Se si volesse, per chiarezza di eloquio, rappresentare con una curva parabolica la poesia dell’Odissea, potremmo dire che con l’inizio del XXII canto questa curva incomincia a discendere e discenderà sino alla fine, precipitando appunto come una parabola. Nell’Odissea, a differenza dell’Iliade, il poema si conclude e questa conclusione se appaga la nostra curiosità di lettori, ammorza tuttavia l’afflato lirico del poema. I suffumigi di Ulisse non bastano né a salvar la morale né a salvar la poesia.
Non manca tuttavia nel canto qualche vivace sprazzo poetico. Innanzitutto all’inizio, quando dai cenci del mendico balza fuori un grande Ulisse vendicatore di tanti soprusi, di tante angherie. La sua superba figura che si staglia sulla soglia del mègaron, con accanto il figlio, anch’egli giunto alla dimostrazione pratica delle conseguita efebia, già ci assicura che la vittoria è nelle mani dell’eroe. E la purificazione del nostro animo, la catarsi del lettore che è stato presente fin dall’inizio al crearsi di tutte le premesse di questa vendetta, si compie pienamente in questa certezza di successo della giustizia sull’ingiustizia, del bene sul male, della paziente attesa sulla tracotante e continua offesa.
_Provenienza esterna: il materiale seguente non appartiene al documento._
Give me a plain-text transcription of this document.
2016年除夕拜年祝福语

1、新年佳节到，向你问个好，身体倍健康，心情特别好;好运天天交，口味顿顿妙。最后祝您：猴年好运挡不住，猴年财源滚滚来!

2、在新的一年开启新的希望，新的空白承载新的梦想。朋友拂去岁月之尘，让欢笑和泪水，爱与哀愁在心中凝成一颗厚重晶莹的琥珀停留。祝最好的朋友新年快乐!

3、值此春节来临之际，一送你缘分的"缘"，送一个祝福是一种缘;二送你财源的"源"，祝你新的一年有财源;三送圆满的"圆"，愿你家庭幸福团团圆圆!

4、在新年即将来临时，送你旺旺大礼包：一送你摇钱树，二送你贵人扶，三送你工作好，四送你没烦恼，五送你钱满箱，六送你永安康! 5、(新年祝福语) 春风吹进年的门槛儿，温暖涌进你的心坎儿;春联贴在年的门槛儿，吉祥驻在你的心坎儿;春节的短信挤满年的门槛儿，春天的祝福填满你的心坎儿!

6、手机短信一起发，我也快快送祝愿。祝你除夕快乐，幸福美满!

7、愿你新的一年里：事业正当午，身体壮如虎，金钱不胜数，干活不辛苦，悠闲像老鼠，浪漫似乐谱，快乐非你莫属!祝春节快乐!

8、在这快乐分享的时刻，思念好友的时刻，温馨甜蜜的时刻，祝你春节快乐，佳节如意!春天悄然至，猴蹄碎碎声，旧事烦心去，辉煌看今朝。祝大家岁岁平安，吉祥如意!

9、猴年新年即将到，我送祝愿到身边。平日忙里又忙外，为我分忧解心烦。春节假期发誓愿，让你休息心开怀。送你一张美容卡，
L’estrinsecarsi di questa vittoria di Ulisse, freccia su freccia, colpo su colpo, la punizione delle ancelle reprobe, dell’infame capraio Melanzio sono episodi di cronaca. E il poeta ben se ne avvede e tenta di illuminarli qua e là con qualche similitudine, che tuttavia tradisce l’artificiosità della sua presenza.